Golive R&D department has undertaken an innovative project that aims to automate the multi-modal classification of Turkish documents in order to improve companies' digital document storage processes. Name of the project; “Multi-Modal Automatic Document Classification Algorithm Based on Text and Image Based Classifiers in Turkish Language“. This project aims to classify scanned documents faster and more accurately by using a combination of text-based and image-based classification. Figure 1 shows an example document.
What is Multimodal Classification?
Multimodal classification is the process of categorizing documents based on the different types of data (modalities) they contain. This is employed in cases where documents encompass various sensory and text-based data, such as text, images, audio, video, or other modalities. Multimodal document classification aims to achieve a more comprehensive and detailed classification outcome by analyzing documents based on multiple modalities.
What is Our Method?
Two separate models were developed to increase accuracy in the project: Text-based classification model and Image-based classification model.

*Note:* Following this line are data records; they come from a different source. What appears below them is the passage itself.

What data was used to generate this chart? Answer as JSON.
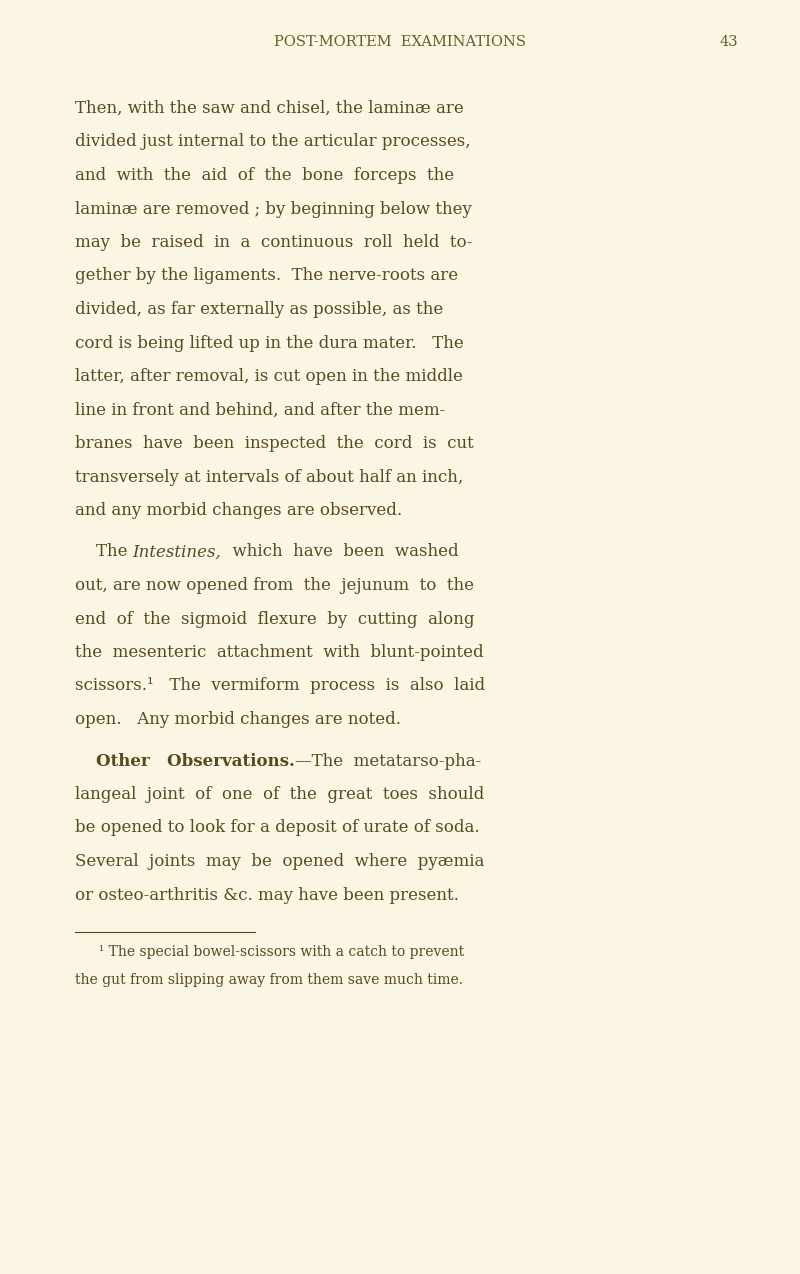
{
  "page_bg": "#faf6e3",
  "text_color": "#5a4820",
  "header_color": "#6b5a2a",
  "title": "POST-MORTEM  EXAMINATIONS",
  "page_number": "43",
  "title_fontsize": 10.5,
  "body_fontsize": 12.0,
  "footnote_fontsize": 10.0,
  "p1_lines": [
    "Then, with the saw and chisel, the laminæ are",
    "divided just internal to the articular processes,",
    "and  with  the  aid  of  the  bone  forceps  the",
    "laminæ are removed ; by beginning below they",
    "may  be  raised  in  a  continuous  roll  held  to-",
    "gether by the ligaments.  The nerve-roots are",
    "divided, as far externally as possible, as the",
    "cord is being lifted up in the dura mater.   The",
    "latter, after removal, is cut open in the middle",
    "line in front and behind, and after the mem-",
    "branes  have  been  inspected  the  cord  is  cut",
    "transversely at intervals of about half an inch,",
    "and any morbid changes are observed."
  ],
  "p2_line1_pre": "    The ",
  "p2_line1_italic": "Intestines,",
  "p2_line1_post": "  which  have  been  washed",
  "p2_lines_rest": [
    "out, are now opened from  the  jejunum  to  the",
    "end  of  the  sigmoid  flexure  by  cutting  along",
    "the  mesenteric  attachment  with  blunt-pointed",
    "scissors.¹   The  vermiform  process  is  also  laid",
    "open.   Any morbid changes are noted."
  ],
  "p3_line1_pre": "    ",
  "p3_line1_bold": "Other   Observations.",
  "p3_line1_post": "—The  metatarso-pha-",
  "p3_lines_rest": [
    "langeal  joint  of  one  of  the  great  toes  should",
    "be opened to look for a deposit of urate of soda.",
    "Several  joints  may  be  opened  where  pyæmia",
    "or osteo-arthritis &c. may have been present."
  ],
  "footnote_line1": "  ¹ The special bowel-scissors with a catch to prevent",
  "footnote_line2": "the gut from slipping away from them save much time."
}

The text-based model utilized the Optical Character Recognition (OCR) method to obtain the textual content of the documents. OCR is a technology that digitally transfers the text in a document to a computer using a device such as a scanner or camera. After scanning, OCR makes the text editable, searchable, and storable.
The image-based model was developed with a pre-trained deep learning model and convolutional neural networks. It uses a dataset containing documents scanned and photographed on different devices and resolutions.
Integration of Models
In the project, the features obtained from image-based and text-based models were combined with the XGBoost algorithm to perform classification. Figure 2 shows the schema of the created model.
Success Results
As a result of the project, the classification success achieved with the multimodal classification model was %98 . These successful results highlight the quality of the data analysis and classification solution provided by the project.
Academic Contribution
The successful results of this project were compiled into an article and published, and participation in the relevant conference was ensured. In this way, the project was introduced and shared in the academic world.
As a result, this multimodal document classification algorithm developed by Golive R&D department makes great progress in the automatic classification of Turkish documents and creates great value for businesses by improving the digital document storage process. This project can be shown as an example of Golive's innovation capacity and technological leadership.